ABSTRACT

The publication of Ranajit Guha’s Elementary Aspects of Peasant Insurgency in Colonial India in 1983 marked the beginning of ‘subaltern school’ in Indian academia. From books and articles published by distinguished academics like Partha Chatterjee and Sudipta Kaviraj to day-to-day academic lectures of teachers and discussions amongst students in universities and colleges, a significant shift within the academia towards post-colonial theorisation and ‘subaltern’ studies has taken place. The ‘subaltern’ deviation and shift towards ‘culture’- and ‘community’-specific studies have created a pedagogy within the realm of bourgeois ideological positioning, comfortably shying away from crucial issues of existing class antagonisms in Indian society.

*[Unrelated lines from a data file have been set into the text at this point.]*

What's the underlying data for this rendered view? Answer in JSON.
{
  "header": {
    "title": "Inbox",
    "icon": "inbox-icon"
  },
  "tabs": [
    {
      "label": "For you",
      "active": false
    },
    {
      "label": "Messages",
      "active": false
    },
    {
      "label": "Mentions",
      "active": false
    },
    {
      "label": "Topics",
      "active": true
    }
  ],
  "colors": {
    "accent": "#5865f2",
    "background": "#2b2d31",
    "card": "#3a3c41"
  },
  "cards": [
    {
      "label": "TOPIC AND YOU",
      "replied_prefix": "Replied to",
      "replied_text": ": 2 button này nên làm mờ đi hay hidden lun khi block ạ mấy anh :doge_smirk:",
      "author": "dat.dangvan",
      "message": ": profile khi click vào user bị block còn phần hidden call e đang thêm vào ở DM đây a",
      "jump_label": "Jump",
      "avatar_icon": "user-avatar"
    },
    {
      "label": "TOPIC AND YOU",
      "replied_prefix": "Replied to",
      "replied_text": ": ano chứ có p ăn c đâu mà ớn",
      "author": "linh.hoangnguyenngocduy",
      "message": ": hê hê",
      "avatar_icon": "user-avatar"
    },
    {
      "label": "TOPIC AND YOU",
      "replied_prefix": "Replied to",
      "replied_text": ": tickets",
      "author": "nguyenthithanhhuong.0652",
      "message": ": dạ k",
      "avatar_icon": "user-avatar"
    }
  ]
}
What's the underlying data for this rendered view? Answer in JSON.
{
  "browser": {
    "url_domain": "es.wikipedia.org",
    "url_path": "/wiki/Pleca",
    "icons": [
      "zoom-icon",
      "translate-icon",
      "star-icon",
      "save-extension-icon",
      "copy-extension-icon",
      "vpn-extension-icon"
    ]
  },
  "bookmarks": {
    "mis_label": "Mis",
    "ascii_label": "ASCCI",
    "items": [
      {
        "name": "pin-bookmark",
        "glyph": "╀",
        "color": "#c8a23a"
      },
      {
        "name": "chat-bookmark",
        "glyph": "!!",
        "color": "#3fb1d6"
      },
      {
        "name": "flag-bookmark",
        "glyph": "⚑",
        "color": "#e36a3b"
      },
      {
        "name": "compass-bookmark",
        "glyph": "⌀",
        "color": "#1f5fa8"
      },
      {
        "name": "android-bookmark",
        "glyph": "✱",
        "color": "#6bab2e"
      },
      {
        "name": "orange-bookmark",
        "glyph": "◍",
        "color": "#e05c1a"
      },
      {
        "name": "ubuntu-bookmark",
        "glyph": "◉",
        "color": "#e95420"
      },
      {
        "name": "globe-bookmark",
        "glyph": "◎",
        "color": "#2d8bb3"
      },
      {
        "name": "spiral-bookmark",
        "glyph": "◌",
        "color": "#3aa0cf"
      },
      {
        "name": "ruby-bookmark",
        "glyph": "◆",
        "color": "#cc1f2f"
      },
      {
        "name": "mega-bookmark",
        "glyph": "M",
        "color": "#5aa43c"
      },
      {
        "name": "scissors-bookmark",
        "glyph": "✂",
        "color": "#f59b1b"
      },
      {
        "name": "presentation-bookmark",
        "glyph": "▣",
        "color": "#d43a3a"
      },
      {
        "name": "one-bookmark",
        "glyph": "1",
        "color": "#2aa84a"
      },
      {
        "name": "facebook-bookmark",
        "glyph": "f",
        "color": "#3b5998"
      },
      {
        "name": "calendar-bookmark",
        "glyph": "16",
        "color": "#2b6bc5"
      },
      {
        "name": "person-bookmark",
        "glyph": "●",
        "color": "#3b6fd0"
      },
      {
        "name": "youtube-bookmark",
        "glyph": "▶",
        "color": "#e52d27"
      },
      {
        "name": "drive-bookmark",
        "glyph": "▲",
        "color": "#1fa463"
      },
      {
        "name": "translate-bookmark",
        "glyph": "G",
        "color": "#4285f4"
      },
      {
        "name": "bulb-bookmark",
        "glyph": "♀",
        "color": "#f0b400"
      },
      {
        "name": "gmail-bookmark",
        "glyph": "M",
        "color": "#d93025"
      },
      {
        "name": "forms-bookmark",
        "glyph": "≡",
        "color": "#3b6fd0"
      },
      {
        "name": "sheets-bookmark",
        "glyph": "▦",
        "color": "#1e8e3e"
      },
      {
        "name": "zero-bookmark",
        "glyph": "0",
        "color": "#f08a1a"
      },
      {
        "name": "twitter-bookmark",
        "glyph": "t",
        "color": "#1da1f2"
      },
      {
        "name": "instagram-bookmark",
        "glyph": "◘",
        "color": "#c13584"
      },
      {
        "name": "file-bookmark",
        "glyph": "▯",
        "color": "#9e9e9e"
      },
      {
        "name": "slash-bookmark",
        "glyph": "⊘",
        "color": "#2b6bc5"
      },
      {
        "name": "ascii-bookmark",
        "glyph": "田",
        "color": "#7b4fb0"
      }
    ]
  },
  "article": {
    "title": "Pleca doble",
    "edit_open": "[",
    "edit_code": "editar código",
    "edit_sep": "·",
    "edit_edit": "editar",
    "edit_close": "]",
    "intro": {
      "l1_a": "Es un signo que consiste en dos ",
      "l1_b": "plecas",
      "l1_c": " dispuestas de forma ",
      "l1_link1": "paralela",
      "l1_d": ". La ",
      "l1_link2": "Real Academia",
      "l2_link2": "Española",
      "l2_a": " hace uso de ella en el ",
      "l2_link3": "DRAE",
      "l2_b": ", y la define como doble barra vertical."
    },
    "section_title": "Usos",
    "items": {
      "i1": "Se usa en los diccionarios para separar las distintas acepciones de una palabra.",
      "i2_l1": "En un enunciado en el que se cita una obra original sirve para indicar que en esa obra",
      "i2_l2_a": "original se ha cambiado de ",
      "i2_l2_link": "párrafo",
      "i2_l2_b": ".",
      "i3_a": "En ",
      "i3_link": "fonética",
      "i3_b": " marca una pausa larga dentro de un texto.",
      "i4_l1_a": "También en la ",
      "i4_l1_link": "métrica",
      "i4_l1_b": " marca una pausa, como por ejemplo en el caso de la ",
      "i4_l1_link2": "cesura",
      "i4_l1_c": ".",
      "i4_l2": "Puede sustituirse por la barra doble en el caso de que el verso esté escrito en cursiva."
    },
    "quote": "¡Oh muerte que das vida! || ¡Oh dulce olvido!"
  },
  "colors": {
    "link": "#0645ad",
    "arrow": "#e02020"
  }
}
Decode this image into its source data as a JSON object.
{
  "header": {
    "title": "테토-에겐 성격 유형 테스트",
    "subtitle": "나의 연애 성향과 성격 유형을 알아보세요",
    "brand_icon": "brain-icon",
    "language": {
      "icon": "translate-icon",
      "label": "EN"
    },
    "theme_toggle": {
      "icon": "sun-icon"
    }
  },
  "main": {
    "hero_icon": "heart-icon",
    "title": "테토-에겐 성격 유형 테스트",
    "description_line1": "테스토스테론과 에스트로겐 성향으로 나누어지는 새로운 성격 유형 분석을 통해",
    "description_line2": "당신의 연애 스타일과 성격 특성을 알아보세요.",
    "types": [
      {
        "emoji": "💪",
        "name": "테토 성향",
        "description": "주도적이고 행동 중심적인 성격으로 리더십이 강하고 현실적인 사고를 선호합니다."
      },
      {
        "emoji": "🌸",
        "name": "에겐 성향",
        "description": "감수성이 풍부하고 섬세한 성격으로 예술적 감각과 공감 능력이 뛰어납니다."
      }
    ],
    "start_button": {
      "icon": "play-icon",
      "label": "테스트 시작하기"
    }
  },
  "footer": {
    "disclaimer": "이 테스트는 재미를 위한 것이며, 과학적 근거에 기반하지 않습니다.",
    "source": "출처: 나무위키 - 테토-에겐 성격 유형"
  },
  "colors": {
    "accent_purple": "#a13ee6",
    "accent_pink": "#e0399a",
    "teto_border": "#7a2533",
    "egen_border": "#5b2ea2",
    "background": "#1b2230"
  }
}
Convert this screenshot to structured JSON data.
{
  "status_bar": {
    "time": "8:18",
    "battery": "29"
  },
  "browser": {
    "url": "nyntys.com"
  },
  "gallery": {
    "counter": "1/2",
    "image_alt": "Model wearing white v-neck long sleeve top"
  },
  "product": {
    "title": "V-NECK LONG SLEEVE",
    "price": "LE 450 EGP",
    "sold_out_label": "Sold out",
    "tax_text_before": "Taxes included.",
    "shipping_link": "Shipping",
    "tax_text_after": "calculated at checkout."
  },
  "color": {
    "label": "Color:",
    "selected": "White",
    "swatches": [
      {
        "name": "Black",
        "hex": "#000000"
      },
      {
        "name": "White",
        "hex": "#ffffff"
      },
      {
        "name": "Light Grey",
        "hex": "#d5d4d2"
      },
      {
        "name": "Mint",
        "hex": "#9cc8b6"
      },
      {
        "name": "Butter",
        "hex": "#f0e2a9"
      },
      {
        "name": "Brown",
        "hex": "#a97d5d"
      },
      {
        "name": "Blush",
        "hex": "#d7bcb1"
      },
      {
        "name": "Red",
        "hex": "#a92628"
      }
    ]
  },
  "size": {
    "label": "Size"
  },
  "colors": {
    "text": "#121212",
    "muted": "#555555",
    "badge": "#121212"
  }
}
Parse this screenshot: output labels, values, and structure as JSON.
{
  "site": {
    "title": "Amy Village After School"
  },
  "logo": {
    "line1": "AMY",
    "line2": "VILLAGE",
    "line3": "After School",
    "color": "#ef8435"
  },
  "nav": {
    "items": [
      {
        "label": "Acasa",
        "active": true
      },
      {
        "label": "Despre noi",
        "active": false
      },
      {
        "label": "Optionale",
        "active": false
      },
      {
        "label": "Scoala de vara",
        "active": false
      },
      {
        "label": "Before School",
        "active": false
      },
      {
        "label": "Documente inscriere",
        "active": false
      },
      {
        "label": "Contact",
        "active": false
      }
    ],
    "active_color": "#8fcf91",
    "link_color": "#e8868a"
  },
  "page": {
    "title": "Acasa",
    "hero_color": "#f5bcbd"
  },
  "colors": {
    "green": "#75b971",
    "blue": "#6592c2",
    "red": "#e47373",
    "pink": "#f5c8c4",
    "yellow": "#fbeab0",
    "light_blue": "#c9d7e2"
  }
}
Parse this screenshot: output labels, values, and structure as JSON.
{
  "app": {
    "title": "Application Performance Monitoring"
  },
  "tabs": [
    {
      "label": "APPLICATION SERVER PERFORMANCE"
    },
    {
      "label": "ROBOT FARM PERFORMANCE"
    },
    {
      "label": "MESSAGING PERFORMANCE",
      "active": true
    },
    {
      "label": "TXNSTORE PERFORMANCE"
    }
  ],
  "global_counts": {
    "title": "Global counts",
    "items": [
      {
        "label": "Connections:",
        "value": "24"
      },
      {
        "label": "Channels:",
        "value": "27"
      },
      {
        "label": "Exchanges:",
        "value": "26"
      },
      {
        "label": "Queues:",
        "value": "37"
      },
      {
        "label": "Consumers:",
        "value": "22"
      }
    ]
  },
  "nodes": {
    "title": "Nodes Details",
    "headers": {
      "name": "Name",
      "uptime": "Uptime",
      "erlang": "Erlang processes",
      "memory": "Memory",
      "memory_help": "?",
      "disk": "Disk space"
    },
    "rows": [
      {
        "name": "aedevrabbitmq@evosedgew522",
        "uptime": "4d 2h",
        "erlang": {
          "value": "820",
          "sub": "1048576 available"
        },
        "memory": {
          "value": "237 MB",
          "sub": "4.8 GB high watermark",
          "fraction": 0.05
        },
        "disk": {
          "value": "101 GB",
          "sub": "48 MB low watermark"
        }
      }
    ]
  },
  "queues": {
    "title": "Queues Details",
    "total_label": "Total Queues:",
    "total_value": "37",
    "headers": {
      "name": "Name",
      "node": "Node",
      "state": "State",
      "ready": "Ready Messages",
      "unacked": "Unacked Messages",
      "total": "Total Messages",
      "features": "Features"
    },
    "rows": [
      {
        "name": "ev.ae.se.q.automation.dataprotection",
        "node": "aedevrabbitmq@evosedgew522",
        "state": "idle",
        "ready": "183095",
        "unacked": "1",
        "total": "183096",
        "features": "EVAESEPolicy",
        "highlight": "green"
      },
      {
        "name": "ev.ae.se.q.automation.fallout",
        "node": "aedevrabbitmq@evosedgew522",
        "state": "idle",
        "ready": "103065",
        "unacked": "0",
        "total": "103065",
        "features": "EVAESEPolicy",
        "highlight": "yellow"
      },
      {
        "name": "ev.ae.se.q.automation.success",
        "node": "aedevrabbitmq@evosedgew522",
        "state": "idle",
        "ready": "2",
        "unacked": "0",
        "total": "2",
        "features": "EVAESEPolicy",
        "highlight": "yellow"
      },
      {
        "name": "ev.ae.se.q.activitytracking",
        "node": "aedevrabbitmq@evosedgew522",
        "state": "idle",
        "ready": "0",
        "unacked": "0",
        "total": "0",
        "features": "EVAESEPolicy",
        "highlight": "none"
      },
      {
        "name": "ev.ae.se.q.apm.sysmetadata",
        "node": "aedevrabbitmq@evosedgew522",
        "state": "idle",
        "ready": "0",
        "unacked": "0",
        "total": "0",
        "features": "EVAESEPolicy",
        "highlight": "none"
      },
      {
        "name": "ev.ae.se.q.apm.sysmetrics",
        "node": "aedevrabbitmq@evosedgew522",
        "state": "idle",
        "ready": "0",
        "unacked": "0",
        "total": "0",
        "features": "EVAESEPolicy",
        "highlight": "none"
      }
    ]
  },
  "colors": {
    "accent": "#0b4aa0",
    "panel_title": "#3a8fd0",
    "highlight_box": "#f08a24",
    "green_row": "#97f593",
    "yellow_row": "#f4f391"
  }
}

The ‘subaltern school’ has employed Gramsci’s concept of ‘hegemony’ in defining the Indian social reality; it has appropriated the concept/theory and adjusted it with the issues of cultural identities in understanding society and replaced ‘class’ with ‘community’ in the analysis of the Indian state. The chapter locates this as a misappropriation of theory by ‘subaltern school’ leading to pedagogical crisis within existing educational and academic pedagogy. The epistemological framework proposed by the school is an extension of the dominant discourse of power. The chapter recognises ‘subaltern school’ as an established pedagogy in the academia and educational institutions and tries to provide a critique based on Marxist theoretical framework and analysis, wherein ‘ideology critique’ forms the basis of study.